総選挙に向けて各党のマニフェストの内容が出そろった。「地方分権」も重要なテーマとなるが、権力の委譲を受ける地方自治体は本当にその能力を培っているのだろうか。
福岡、北九州両政令市を含む福岡県内28市について調べたところ、全ての市が公費出張の精算に宿泊費の領収書添付を義務付けていないことが判明した。いわゆる「投げ渡し」であり、民間企業では考えられないことだ。自治体の旅費規程は杜撰というほかない。
一般的には、出張旅費が職員に渡った時点ではあくまでも「仮払い」であり、その後、ホテルなどの宿泊施設側が発行した領収書が揃った時点で「精算」となる。しかし、各自治体にはそうした精算システム自体が存在しておらず、職員の受け取り書が「領収書」なのだ。
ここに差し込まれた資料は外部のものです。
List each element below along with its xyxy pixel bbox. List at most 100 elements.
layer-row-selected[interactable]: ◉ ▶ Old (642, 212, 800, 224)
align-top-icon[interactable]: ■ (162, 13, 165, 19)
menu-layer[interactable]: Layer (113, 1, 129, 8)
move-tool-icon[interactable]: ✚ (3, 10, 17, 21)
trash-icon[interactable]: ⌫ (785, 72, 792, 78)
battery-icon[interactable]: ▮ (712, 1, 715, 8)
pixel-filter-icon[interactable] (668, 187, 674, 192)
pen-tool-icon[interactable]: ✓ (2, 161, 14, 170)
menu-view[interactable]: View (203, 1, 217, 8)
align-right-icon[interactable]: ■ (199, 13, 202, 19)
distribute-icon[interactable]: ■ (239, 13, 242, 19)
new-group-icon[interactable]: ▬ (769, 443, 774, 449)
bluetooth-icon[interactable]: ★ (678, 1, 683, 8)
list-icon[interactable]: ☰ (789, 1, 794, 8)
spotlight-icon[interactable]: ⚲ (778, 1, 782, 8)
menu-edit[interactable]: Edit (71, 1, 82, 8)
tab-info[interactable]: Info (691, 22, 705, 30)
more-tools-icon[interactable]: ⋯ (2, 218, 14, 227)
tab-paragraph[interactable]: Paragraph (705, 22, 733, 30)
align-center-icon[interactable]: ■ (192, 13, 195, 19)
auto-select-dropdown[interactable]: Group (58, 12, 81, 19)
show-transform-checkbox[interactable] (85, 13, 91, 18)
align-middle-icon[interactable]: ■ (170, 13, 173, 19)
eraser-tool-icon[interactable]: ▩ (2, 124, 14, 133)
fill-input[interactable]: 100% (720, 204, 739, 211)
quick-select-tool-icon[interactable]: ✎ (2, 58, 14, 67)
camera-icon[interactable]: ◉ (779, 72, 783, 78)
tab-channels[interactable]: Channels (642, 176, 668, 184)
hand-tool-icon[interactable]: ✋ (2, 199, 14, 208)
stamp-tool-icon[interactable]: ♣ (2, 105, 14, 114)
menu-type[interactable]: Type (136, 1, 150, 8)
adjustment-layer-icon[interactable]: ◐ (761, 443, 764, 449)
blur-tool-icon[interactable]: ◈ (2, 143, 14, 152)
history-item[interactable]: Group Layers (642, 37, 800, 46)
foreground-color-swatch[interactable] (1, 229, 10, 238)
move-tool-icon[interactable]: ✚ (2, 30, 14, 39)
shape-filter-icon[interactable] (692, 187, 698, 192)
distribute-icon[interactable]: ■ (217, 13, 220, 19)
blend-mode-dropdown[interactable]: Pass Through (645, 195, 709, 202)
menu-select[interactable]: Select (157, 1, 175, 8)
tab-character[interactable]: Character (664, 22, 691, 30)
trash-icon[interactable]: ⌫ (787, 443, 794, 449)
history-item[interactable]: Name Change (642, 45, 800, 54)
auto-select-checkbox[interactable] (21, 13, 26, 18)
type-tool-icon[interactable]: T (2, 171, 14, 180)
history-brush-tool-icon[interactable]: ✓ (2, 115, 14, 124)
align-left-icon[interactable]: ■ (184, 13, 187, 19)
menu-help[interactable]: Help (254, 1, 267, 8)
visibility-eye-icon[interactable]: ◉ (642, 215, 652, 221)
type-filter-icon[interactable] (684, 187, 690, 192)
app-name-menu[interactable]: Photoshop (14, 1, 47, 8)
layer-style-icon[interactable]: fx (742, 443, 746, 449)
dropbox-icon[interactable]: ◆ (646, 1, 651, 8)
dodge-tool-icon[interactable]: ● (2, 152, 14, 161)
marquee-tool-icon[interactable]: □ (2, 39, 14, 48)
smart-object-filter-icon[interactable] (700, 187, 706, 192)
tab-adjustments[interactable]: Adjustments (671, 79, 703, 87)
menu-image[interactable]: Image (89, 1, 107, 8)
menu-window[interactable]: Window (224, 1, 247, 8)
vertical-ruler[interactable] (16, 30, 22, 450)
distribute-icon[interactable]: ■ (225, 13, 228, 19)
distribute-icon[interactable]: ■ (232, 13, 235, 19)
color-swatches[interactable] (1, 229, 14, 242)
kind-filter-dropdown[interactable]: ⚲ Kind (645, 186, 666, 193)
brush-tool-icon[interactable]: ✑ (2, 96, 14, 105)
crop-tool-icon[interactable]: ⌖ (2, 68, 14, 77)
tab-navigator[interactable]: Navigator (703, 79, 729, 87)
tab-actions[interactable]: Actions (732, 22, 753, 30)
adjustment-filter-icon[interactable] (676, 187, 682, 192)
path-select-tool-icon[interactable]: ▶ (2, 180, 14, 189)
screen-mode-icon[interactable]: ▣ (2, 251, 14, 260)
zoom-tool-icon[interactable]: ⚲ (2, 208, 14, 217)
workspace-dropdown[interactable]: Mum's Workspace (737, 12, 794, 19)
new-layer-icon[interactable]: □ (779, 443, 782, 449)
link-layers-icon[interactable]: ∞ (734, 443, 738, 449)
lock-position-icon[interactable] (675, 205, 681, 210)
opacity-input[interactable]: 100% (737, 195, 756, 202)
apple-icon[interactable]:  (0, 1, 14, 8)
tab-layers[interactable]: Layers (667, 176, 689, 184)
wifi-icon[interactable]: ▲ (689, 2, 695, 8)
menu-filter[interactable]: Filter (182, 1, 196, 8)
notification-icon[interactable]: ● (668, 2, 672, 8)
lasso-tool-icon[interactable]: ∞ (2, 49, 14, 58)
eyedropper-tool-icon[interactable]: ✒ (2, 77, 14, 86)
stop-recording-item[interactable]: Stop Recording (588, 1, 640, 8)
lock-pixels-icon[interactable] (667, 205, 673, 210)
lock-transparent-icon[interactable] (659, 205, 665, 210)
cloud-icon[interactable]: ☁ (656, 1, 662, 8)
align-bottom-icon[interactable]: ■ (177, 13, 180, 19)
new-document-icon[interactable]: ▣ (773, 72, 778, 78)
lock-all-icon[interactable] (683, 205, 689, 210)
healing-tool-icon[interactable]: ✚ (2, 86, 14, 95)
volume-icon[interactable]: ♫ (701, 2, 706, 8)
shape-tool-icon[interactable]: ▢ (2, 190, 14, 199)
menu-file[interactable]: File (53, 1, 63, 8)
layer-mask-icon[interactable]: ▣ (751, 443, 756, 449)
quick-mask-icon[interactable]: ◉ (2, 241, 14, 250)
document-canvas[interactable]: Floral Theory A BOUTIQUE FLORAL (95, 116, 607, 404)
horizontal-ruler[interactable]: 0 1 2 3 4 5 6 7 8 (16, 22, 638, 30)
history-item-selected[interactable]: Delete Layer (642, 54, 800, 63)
市民オンブズマン福岡の児島研二代表幹事はこうした現状について次のように話す。
「10年以上前から、(役所の)裏金が問題になってきました。市民の税金を預かっているという基本的姿勢が欠如しているのです。住民のために有効に使うべき税金である以上、何に使ったのかという説明がつかなければなりません。しかし、領収書なしでは説明責任を果たせない。まだそんなことをやっているのかという感じですね」
取材に対し、多くの自治体が「規程に従って」と前置きする。しかし、その規程(旅費規程)はほかでもない、それぞれの自治体が決めたもので、国に押し付けられたわけではない。言うならば、手前勝手な規程なのだ。
多くの民間企業では、出張旅費を精算する際、領収書なしでは受け付けてもらえない。宿泊したのかどうかの証明ができないものに、金を払う会社などないだろう。自治体の旅費規程は、民間では全く通用しないものなのだ。
公金を使いながら領収書添付を義務付けない自治体の姿勢を見ると、無条件での「地方分権」には疑問を感じてしまう。